Communicating retry guidance in tool descriptions
LLM clients that receive an isError: true response may decide to retry on their own without consulting your retry-after hint. Guide the model explicitly in the tool description:
server.setRequestHandler(ListToolsRequestSchema, async () => ({
tools: [
{
name: 'search_documents',
description: [
'Search documents by keyword. Returns matching document excerpts.',
'If this tool returns an error with "error":"rate_limited", wait for the',
'number of milliseconds specified in "retry_after_ms" before calling again.',
'Do not retry more than 3 times.',
].join(' '),
inputSchema: { /* ... */ },
},
],
}));
This is belt-and-suspenders guidance: your retry wrapper in the calling code handles most retries automatically, but the model description prevents the model itself from hammering the tool in a loop when the wrapper isn't in place.
Related questions
How does MCP handle retry differently from HTTP 429?
HTTP 429 Too Many Requests has a standard Retry-After header that clients can parse. MCP tool errors have no equivalent standard field — the isError: true flag only signals that the call failed, not why or when to retry. You must encode retry guidance in your content[].text JSON payload and document your convention so callers can parse it. This is why a consistent error structure (always JSON, always with error, retryable, and retry_after_ms fields) is important — it lets any caller consume your hints without server-specific logic.
Should I retry on all isError: true responses?

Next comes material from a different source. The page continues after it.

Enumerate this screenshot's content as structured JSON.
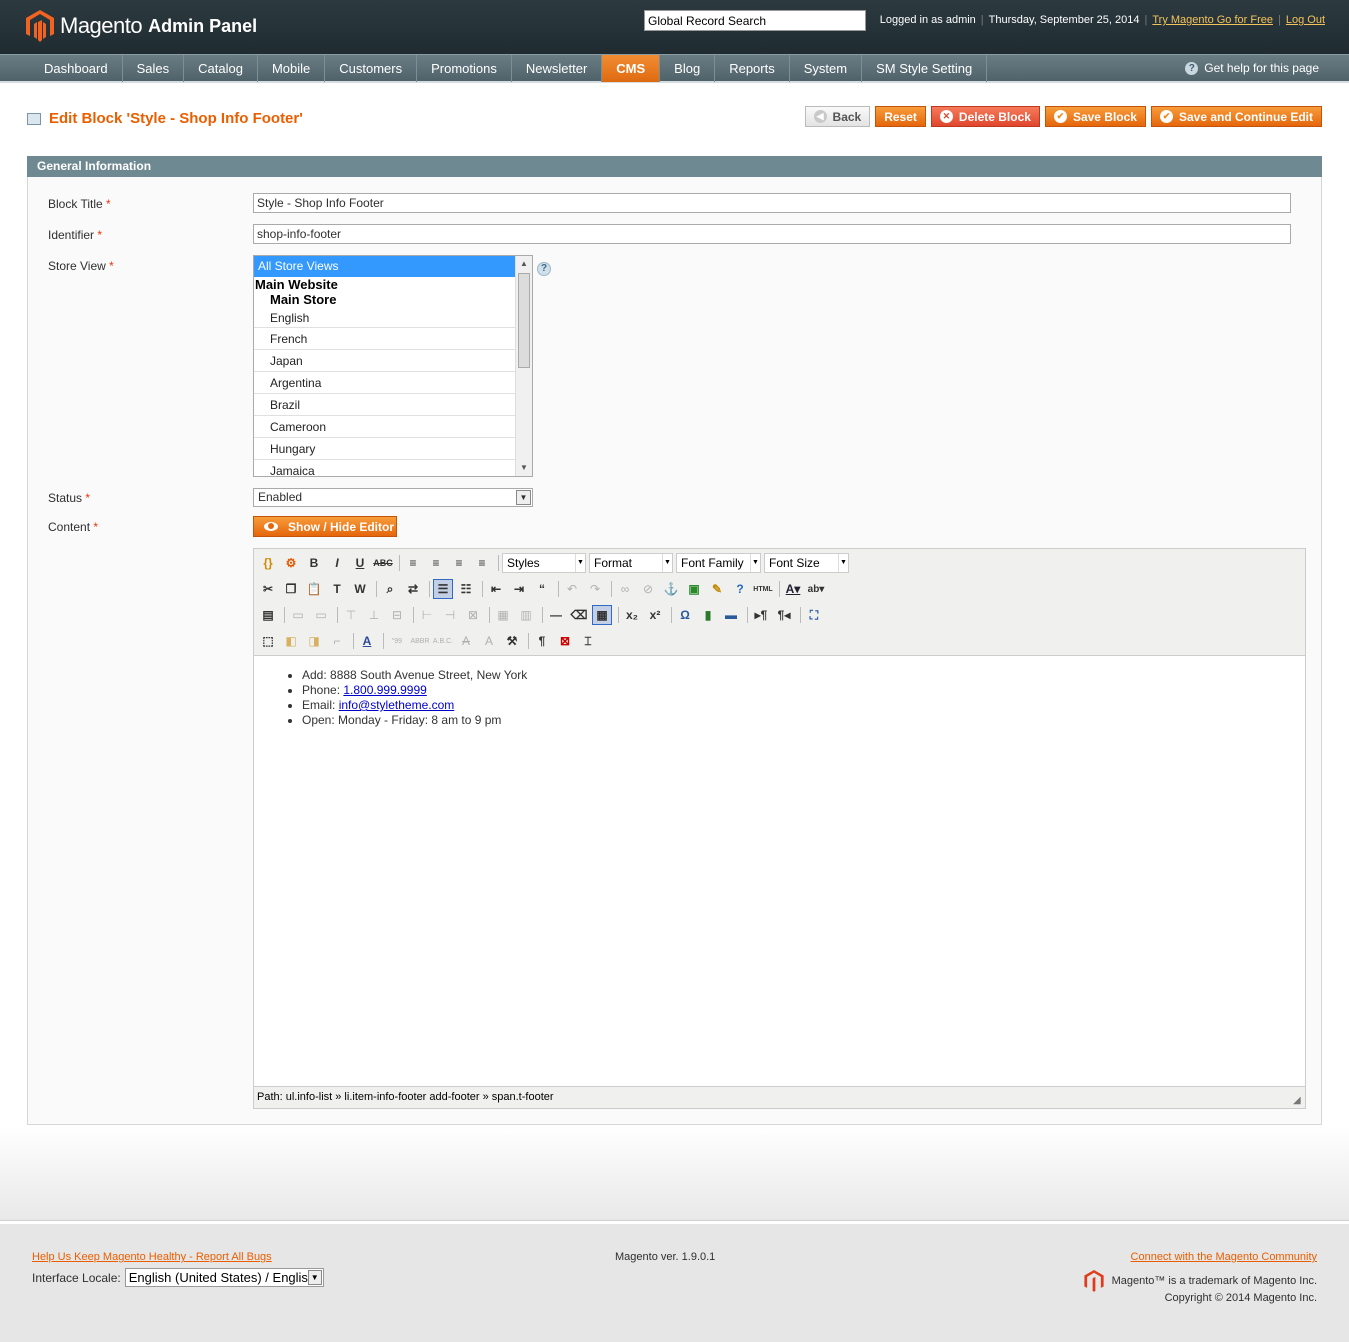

No. isError: true covers both permanent errors (invalid arguments, resource not found, permission denied) and transient errors (rate limit, server overload, upstream timeout). Retrying on a permanent error wastes calls and delays the caller from surfacing the error to the user. Always inspect the error field in the payload. Only retry when retryable: true is explicitly set, or when the error type is in your known-retryable list.
What cap should I use for max backoff?
30 seconds is a reasonable default for interactive MCP use. For background agent tasks, you might cap at 2–5 minutes. Set the cap based on user experience expectations: an interactive user waiting >30 seconds for a tool retry will perceive the system as broken. For a background ETL agent, a 5-minute cap is fine. Always pair the cap with a maximum attempt count (5–10 attempts) so the caller eventually gives up and surfaces the error rather than retrying indefinitely.
How do I test that my backoff implementation is correct?
Write a test that simulates a rate-limited server returning retry_after_ms: 500 on the first two calls and success on the third. Assert that the caller waited at least 500ms between each failed call and eventually received the successful result. Also test the max-attempts path: a server that always returns rate-limit errors should cause the caller to give up after maxAttempts retries, not loop forever. Use vi.useFakeTimers() in Vitest or jest.useFakeTimers() in Jest to speed up the test without sleeping.